3. Kernaussagen des Urteils
Die „Safe Harbor“ – Entscheidung der Europäischen Kommission 2000/520 ist ungültig.
Nationale Kontrollstellen müssen in völliger Unabhängigkeit prüfen können.
Allein der EuGH ist befugt, die Ungültigkeit eines Unionsrechtsaktes festzustellen.

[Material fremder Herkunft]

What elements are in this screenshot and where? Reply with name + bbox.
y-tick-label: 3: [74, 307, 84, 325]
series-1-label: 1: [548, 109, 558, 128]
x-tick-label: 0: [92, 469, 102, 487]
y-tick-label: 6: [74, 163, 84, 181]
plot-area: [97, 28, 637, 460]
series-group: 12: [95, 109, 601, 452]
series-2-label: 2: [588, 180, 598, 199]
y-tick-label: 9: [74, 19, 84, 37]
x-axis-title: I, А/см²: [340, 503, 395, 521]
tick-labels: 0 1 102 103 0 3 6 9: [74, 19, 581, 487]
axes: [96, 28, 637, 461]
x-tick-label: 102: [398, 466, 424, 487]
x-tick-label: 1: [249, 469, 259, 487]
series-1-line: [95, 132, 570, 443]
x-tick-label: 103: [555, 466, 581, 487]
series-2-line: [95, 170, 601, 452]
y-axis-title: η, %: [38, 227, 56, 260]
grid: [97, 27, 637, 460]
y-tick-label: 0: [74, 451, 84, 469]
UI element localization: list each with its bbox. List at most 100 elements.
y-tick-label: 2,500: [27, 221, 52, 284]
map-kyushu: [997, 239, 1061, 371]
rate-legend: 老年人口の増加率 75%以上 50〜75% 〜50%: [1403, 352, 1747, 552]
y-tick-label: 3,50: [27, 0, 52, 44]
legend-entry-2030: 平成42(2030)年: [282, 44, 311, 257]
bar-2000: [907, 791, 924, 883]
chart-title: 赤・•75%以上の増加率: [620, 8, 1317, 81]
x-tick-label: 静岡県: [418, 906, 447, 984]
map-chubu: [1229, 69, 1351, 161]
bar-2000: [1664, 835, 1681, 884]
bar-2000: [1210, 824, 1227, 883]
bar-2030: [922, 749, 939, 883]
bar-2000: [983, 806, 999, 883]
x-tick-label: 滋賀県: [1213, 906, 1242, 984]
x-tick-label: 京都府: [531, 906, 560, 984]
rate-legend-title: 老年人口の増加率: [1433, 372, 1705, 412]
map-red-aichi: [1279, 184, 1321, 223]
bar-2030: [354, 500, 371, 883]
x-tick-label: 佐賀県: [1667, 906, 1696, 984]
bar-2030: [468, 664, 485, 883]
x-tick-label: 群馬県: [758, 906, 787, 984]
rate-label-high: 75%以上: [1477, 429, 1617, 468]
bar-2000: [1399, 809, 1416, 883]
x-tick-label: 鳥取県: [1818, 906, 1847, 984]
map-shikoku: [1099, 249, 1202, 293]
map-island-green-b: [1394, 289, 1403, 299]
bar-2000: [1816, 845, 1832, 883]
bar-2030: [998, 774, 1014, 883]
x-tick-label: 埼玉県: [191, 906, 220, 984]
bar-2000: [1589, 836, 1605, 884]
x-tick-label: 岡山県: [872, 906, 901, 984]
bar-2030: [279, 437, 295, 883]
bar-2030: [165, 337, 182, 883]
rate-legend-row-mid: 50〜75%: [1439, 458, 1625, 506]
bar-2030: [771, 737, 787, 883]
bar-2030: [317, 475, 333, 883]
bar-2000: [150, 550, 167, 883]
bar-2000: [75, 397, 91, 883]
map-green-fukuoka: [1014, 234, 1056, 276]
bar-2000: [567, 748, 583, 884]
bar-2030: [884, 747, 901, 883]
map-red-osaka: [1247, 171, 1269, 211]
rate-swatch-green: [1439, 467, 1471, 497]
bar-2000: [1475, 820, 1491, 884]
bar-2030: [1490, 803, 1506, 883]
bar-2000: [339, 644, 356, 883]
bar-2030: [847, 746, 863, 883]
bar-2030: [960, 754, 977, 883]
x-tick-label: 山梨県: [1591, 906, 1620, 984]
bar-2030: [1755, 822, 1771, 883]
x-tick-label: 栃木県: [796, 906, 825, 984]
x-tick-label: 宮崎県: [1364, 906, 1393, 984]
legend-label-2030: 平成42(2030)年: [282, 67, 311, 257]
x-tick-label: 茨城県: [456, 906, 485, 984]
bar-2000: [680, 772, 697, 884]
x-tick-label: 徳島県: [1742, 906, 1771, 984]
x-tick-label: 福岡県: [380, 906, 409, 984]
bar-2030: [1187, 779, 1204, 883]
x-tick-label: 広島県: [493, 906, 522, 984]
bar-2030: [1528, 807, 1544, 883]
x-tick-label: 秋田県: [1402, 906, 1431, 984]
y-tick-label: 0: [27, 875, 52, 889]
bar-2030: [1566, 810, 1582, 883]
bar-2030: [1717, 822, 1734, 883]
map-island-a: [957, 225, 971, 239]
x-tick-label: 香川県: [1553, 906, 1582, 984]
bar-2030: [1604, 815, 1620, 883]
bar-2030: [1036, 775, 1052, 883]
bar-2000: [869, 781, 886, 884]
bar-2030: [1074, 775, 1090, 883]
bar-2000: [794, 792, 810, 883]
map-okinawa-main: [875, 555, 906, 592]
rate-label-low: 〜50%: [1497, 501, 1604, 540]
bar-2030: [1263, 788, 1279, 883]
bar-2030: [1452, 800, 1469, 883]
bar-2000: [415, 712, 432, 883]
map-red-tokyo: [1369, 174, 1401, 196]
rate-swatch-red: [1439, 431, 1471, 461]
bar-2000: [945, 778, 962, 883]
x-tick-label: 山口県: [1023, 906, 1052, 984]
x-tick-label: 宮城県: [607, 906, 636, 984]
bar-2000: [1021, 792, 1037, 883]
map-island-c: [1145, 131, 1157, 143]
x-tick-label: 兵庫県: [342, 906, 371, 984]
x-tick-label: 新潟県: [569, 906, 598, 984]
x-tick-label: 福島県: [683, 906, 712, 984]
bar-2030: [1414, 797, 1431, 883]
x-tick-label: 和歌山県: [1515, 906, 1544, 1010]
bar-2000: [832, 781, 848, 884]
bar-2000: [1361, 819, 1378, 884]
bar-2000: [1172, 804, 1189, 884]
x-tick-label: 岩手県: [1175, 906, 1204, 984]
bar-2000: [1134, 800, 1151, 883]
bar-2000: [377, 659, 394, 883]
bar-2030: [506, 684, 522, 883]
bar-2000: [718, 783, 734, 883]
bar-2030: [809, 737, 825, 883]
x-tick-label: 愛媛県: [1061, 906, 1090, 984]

4. Bedeutung des Urteils mit Blick auf den Datenschutz
„Safe Harbor“ ist seither keine Rechtsgrundlage für die Übermittlung personenbezogener Daten in die USA mehr. Die Übermittlung personenbezogener Daten in die USA, die sich nicht auf eine alternative Rechtsgrundlage stützen lässt, ist rechtswidrig und kann von den nationalen Datenschutzbehörden sanktioniert werden. Betroffene Unternehmen sind seither gezwungen, alternative Legitimationen zu nutzen, Mittel der Kryptographie zu verwenden oder ihre personenbezogenen Daten innerhalb der Grenzen der Union zu verarbeiten. Alternative Rechtsgrundlagen sind die Einwilligung der betroffenen Datensubjekte, Binding Corporate Rules, die jetzt vom EuGH geprüfte Privacy Shield und insbesondere die EU Standardvertragsklauseln.